At the forthcoming Australian Open, she knocked out then-world No 3 Naomi Osaka for the biggest win of her young career, which would then be temporarily halted by the pandemic.

Introduction of Brad Gilbert the final piece in the jigsaw

Two and a half years later, as she threw her high school graduation hat in the air in front of the Eiffel Tower, I was brutally reminded that she was still only 18, even though it felt like she’d been around for a decade. She reached her first Grand Slam final that Roland-Garros fortnight, falling to a virtually invincible Iga Swiatek. In a beautiful, teary-eyed runner-up speech, she once again showed herself to be mature beyond her years.
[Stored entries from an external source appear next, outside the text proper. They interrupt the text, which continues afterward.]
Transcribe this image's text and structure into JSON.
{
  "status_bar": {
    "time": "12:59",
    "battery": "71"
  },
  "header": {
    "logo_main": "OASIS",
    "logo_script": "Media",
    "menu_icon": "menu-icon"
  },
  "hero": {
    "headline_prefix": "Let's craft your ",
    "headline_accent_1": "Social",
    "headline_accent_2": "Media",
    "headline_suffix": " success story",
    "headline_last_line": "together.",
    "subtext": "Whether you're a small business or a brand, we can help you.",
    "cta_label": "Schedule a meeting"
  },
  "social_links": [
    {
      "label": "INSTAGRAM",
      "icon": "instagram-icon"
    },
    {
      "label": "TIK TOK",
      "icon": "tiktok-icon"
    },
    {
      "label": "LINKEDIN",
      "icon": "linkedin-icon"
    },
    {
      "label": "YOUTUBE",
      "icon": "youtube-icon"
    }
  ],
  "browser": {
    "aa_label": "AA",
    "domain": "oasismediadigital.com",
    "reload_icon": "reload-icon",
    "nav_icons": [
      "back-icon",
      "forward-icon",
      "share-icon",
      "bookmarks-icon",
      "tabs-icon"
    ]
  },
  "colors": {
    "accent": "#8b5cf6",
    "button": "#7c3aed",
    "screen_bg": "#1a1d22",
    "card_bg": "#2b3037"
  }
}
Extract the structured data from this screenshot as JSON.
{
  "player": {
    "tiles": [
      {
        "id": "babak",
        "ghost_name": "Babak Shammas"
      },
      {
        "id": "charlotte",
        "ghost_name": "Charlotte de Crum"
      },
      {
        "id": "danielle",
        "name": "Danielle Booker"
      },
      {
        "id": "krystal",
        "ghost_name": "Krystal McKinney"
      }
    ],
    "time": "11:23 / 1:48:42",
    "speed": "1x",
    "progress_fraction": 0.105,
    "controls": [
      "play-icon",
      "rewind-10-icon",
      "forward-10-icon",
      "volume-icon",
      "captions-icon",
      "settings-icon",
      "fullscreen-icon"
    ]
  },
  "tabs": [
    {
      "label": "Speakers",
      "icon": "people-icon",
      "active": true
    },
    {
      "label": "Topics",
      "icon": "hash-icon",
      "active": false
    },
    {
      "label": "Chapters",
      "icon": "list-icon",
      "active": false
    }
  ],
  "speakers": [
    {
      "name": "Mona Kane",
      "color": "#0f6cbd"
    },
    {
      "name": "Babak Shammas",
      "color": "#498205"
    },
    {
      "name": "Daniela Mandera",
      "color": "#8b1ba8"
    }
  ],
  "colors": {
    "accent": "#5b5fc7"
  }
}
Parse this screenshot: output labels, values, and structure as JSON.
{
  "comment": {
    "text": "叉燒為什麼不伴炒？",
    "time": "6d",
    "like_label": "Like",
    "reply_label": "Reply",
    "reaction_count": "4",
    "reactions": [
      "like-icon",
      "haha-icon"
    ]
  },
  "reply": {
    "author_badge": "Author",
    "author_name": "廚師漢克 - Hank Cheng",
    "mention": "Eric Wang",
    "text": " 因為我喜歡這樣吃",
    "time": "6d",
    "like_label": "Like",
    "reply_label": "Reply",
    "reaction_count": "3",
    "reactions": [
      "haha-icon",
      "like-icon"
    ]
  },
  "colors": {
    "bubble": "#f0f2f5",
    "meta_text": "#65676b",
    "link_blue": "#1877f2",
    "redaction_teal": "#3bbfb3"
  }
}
Generational talent does not equal automatic Grand Slam success, though, and after a disappointing first-round loss at Wimbledon 2023, the now 19-year-old Coco found herself at a crossroads. Her dad suggested the idea of bringing in Brad Gilbert, who’d once led a 21-year-old Andy Roddick to a US Open title almost on the fly. In Washington DC, as I joked about his bestseller ‘Winning Ugly’, Gilbert wittily countered that he’d prefer she ‘won pretty’. Right on cue, she ended up winning the tournament flamboyantly – the Summer of Coco had begun.

Gauff’s formerly vulnerable forehand still let her down at times, but she just kept on winning, pretty or ugly. In Cincinnati, she turned the tables on Swiatek after seven straight losses to the Pole and went on to claim her maiden WTA 1000 title.

Everything was on the line at the US Open, and ever the teenage-adult, she looked ready.

Her first week in Flushing Meadows definitely wasn’t pretty, but she survived; her second week shaped up to be prettier, such as in her 6-0, 6-2 quarter-final thrashing of Jelena Ostapenko, who had conveniently taken care of world No 1 Swiatek in the previous round; but then her semi-final became even more of a challenge when a protester forced a 50-minute delay. 

Calmness under pressure

Faced with adversity, Gauff stayed calm, ate her now iconic Tupperware fruit salad, scrolled TikTok in the locker room, casually came back on the court and won, just like she had done all summer.

Facing hard-hitting, soon-to-be world No 1 Aryna Sabalenka in the final, Coco was overpowered and overwhelmed as she dropped the first set 6-2. She then rose to the occasion, and from then on it became plain pretty – the way she retrieved every ball, solved every problem in real time, made every first serve and every right shot en route to her destiny.

As she was serving for the championship at 5-2, 40-0 in the third, I thought of all the people who had crossed her path for the past 10 years, and how it was immediately obvious to each and every one of them that this bright young woman was born for this very moment.

I thought about that first practice on Court Serena Williams, and how her 13-year-old Instagram bio read, ‘I am not going to be the next Serena Williams, I am going to be the first Cori ‘Coco’ Gauff’ – and how six years later, fittingly, she was about to become the first American teen to win the US Open since Serena Williams in 1999.

Sabalenka came to the net, prompting Coco to hit a backhand pass to clinch it.

Before she even made contact with the ball, I knew it was going to be a winner.

From day one, I knew she had backhands for days.